To this end, customers will soon see a hike in feed prices.
From Wednesday, March 15, 2023, PFL will be adjusting the price of its feed products by an average of eight per cent over existing prices. The increase may vary slightly by feed type.
In a press release, Pinnacle Feeds explained that it had been working laboriously in the back to not pass on a price increase to its customers for some time now, but it can’t continue along that vein, especially with Government assistance coming to an end this month.
“Over the past three years while grain prices have doubled, PFL has implemented several initiatives to reduce our internal costs by focusing on plant efficiency and energy conservation. Additionally, we have been procuring grain months in advance when prices are lower, while also exploring sources out of Argentina and Brazil, all in an effort to reduce the impact on our customers.
“With the price support from the Government having ended in February 2023, we are no longer able to absorb the raw material price increases and must adjust our prices if the company is to remain viable and continue to support our local community.”
The feed manufacturer promised customers that it will “continue to closely monitor international grain prices and will continue to support the local community with quality feeds that provide the best value for money.”
PFL last raised prices by eight per cent as well just under a year ago in May 2022. The price of livestock feed went up from May 3.

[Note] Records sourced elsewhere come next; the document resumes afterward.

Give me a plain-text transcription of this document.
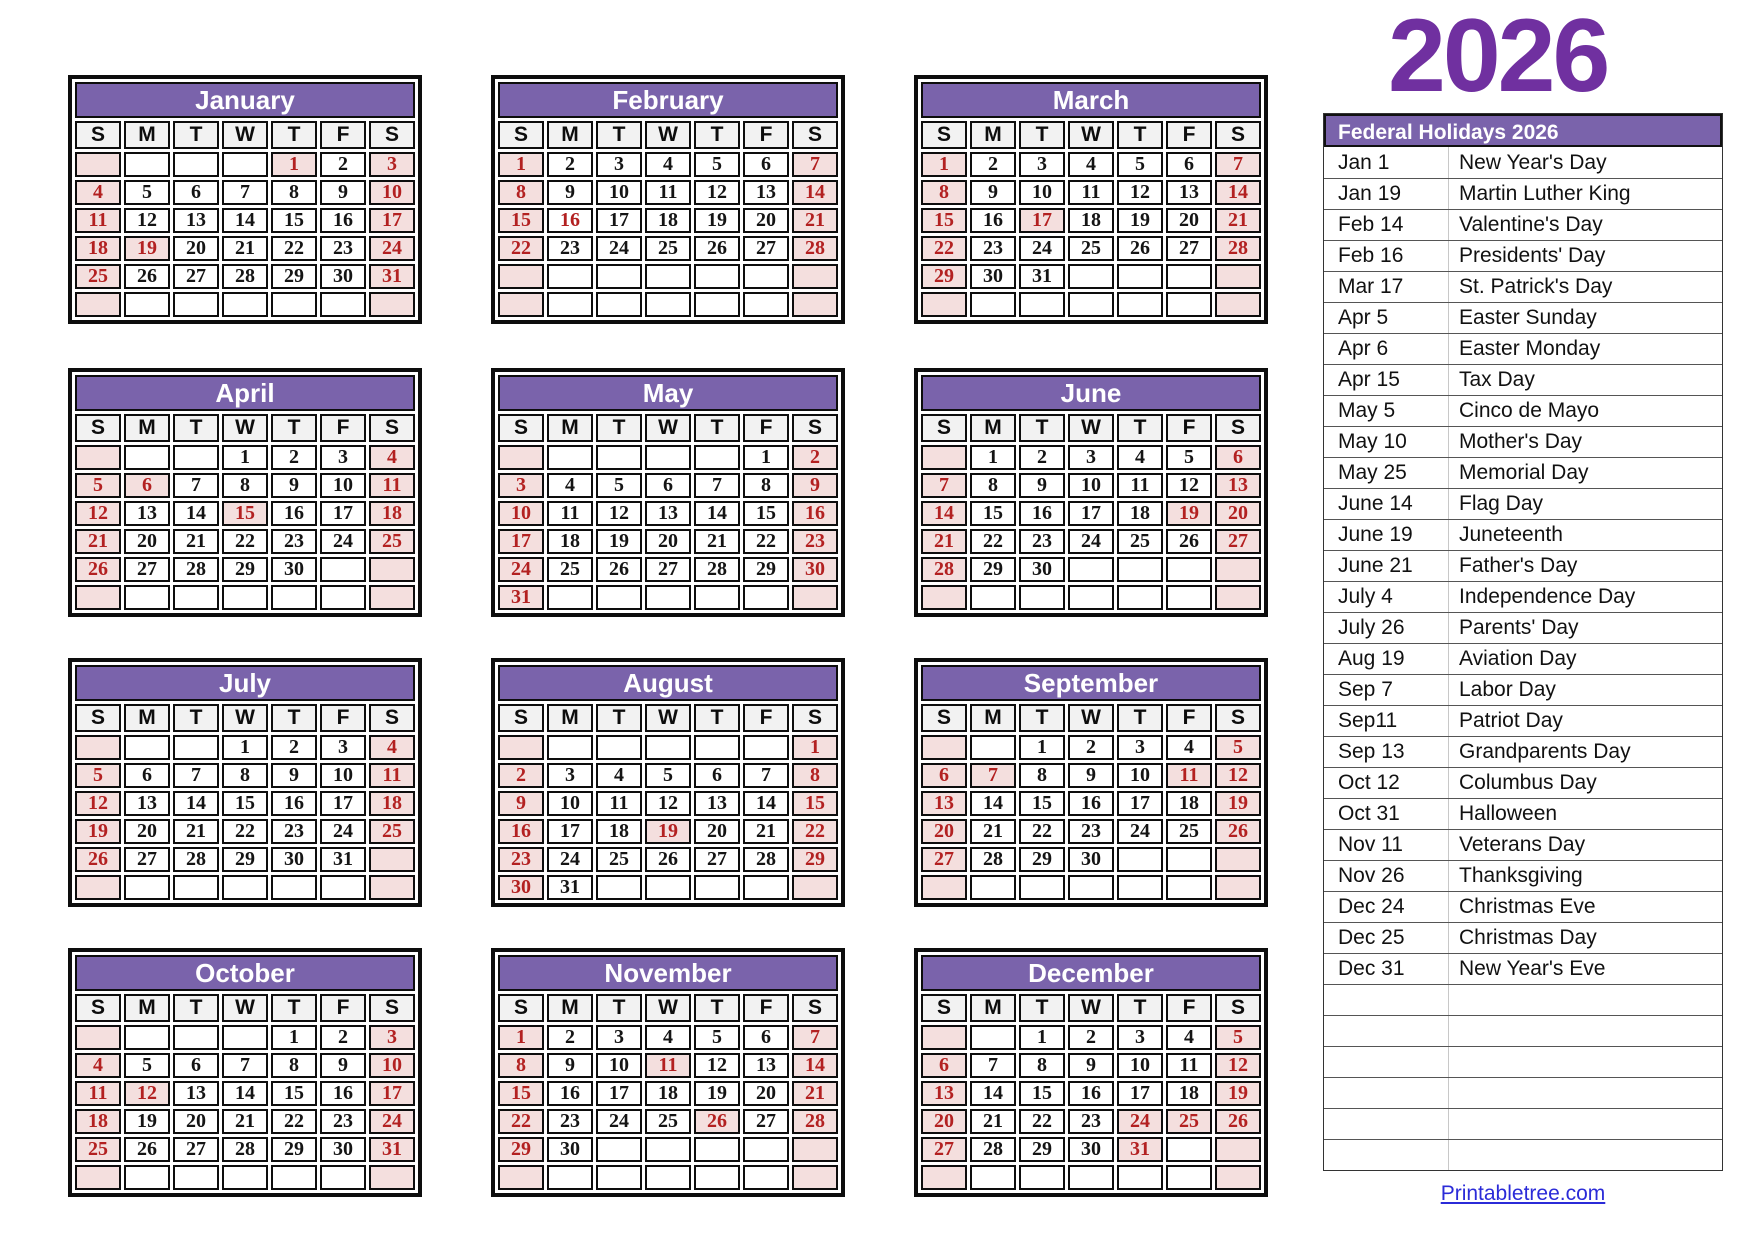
2026
January						
S	M	T	W	T	F	S
				1	2	3
4	5	6	7	8	9	10
11	12	13	14	15	16	17
18	19	20	21	22	23	24
25	26	27	28	29	30	31

February						
S	M	T	W	T	F	S
1	2	3	4	5	6	7
8	9	10	11	12	13	14
15	16	17	18	19	20	21
22	23	24	25	26	27	28

March						
S	M	T	W	T	F	S
1	2	3	4	5	6	7
8	9	10	11	12	13	14
15	16	17	18	19	20	21
22	23	24	25	26	27	28
29	30	31				

April						
S	M	T	W	T	F	S
			1	2	3	4
5	6	7	8	9	10	11
12	13	14	15	16	17	18
21	20	21	22	23	24	25
26	27	28	29	30		

May						
S	M	T	W	T	F	S
					1	2
3	4	5	6	7	8	9
10	11	12	13	14	15	16
17	18	19	20	21	22	23
24	25	26	27	28	29	30
31						
June						
S	M	T	W	T	F	S
	1	2	3	4	5	6
7	8	9	10	11	12	13
14	15	16	17	18	19	20
21	22	23	24	25	26	27
28	29	30				

July						
S	M	T	W	T	F	S
			1	2	3	4
5	6	7	8	9	10	11
12	13	14	15	16	17	18
19	20	21	22	23	24	25
26	27	28	29	30	31	

August						
S	M	T	W	T	F	S
						1
2	3	4	5	6	7	8
9	10	11	12	13	14	15
16	17	18	19	20	21	22
23	24	25	26	27	28	29
30	31					
September						
S	M	T	W	T	F	S
		1	2	3	4	5
6	7	8	9	10	11	12
13	14	15	16	17	18	19
20	21	22	23	24	25	26
27	28	29	30			

October						
S	M	T	W	T	F	S
				1	2	3
4	5	6	7	8	9	10
11	12	13	14	15	16	17
18	19	20	21	22	23	24
25	26	27	28	29	30	31

November						
S	M	T	W	T	F	S
1	2	3	4	5	6	7
8	9	10	11	12	13	14
15	16	17	18	19	20	21
22	23	24	25	26	27	28
29	30					

December						
S	M	T	W	T	F	S
		1	2	3	4	5
6	7	8	9	10	11	12
13	14	15	16	17	18	19
20	21	22	23	24	25	26
27	28	29	30	31		

Federal Holidays 2026
Jan 1	New Year's Day
Jan 19	Martin Luther King
Feb 14	Valentine's Day
Feb 16	Presidents' Day
Mar 17	St. Patrick's Day
Apr 5	Easter Sunday
Apr 6	Easter Monday
Apr 15	Tax Day
May 5	Cinco de Mayo
May 10	Mother's Day
May 25	Memorial Day
June 14	Flag Day
June 19	Juneteenth
June 21	Father's Day
July 4	Independence Day
July 26	Parents' Day
Aug 19	Aviation Day
Sep 7	Labor Day
Sep11	Patriot Day
Sep 13	Grandparents Day
Oct 12	Columbus Day
Oct 31	Halloween
Nov 11	Veterans Day
Nov 26	Thanksgiving
Dec 24	Christmas Eve
Dec 25	Christmas Day
Dec 31	New Year's Eve
Printabletree.com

In a statement, in April 2022, Pinnacle Feeds Limited, the island’s main manufacturer of livestock feeds, announced the rising cost of raw materials, especially soybeans and corn, and the disruptive supply chain caused by the Ukraine-Russia conflicts led to the decision. Additionally, unfavourable weather conditions in South America impacted the volume of grain available, thereby leading to elevated costs internationally.
“We have been shouldering some of the weight of rising input prices, but this price increase is needed as the prices of corn and soybeans continue to increase significantly on the world market,” Pinnacle Feeds stated at the time.